🤖 AI Summary
The excess risk of PCA is governed by the geometric structure of the data distribution—specifically, the eigenvalue spectrum decay and subspace curvature. To address this, we establish a central limit theorem for principal subspace estimation error on the Grassmann manifold. Crucially, we discover that the negative block Rayleigh quotient exhibits generalized autocovariance along specific geodesics—a novel geometric property enabling non-asymptotic risk analysis. Integrating tools from random matrix theory, differential geometry, and asymptotic statistical inference, we derive a tight non-asymptotic upper bound on excess risk that recovers exact asymptotic behavior and precisely characterizes the limiting distribution of reconstruction error.

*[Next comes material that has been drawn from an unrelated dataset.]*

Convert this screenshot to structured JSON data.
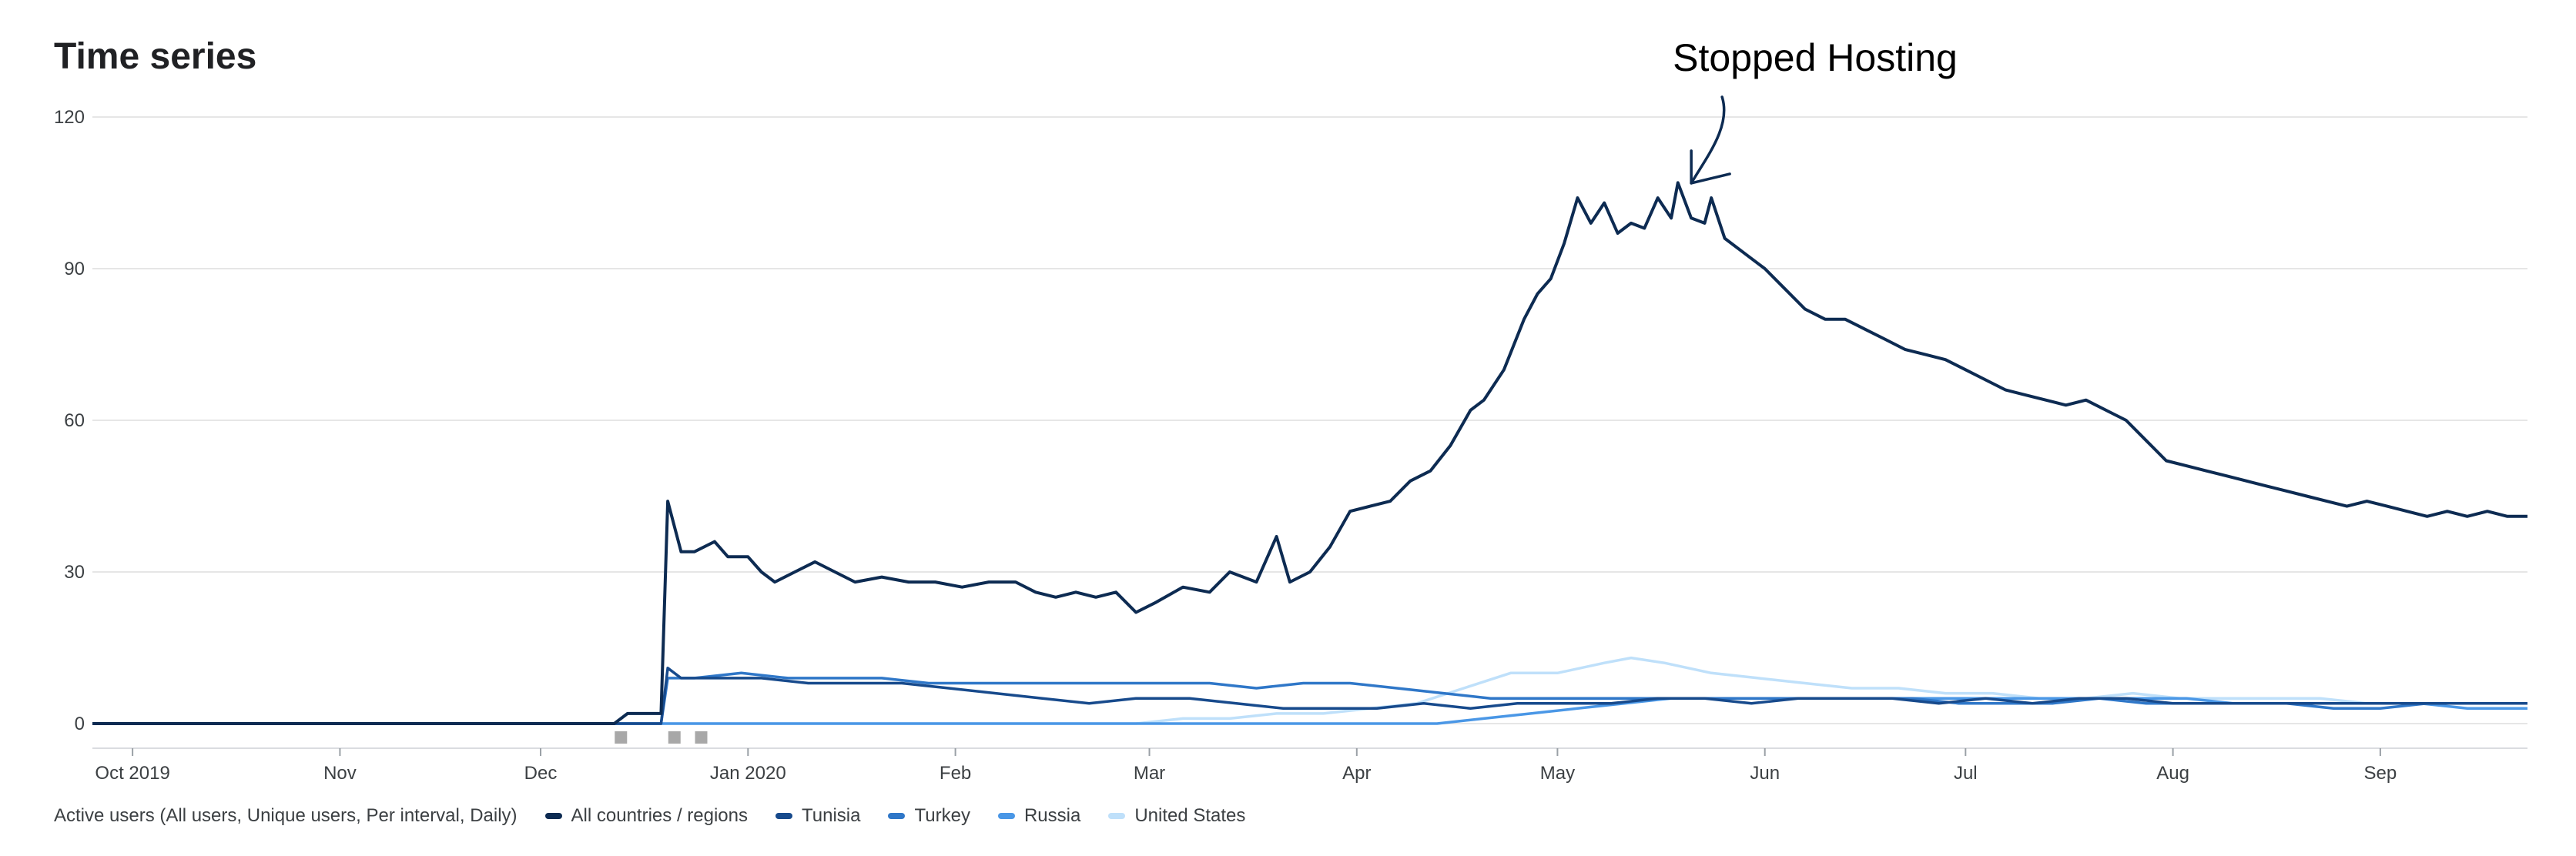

Our core contributions are threefold: (i) uncovering the intrinsic geometric nature of PCA risk; (ii) constructing the first asymptotic error theory for PCA with explicit geometric interpretation; and (iii) transcending classical spectral analysis limitations through a principled manifold-based framework.
📝 Abstract
What property of the data distribution determines the excess risk of principal component analysis? In this paper, we provide a precise answer to this question. We establish a central limit theorem for the error of the principal subspace estimated by PCA, and derive the asymptotic distribution of its excess risk under the reconstruction loss. We obtain a non-asymptotic upper bound on the excess risk of PCA that recovers, in the large sample limit, our asymptotic characterization. Underlying our contributions is the following result: we prove that the negative block Rayleigh quotient, defined on the Grassmannian, is generalized self-concordant along geodesics emanating from its minimizer of maximum rotation less than $π/4$.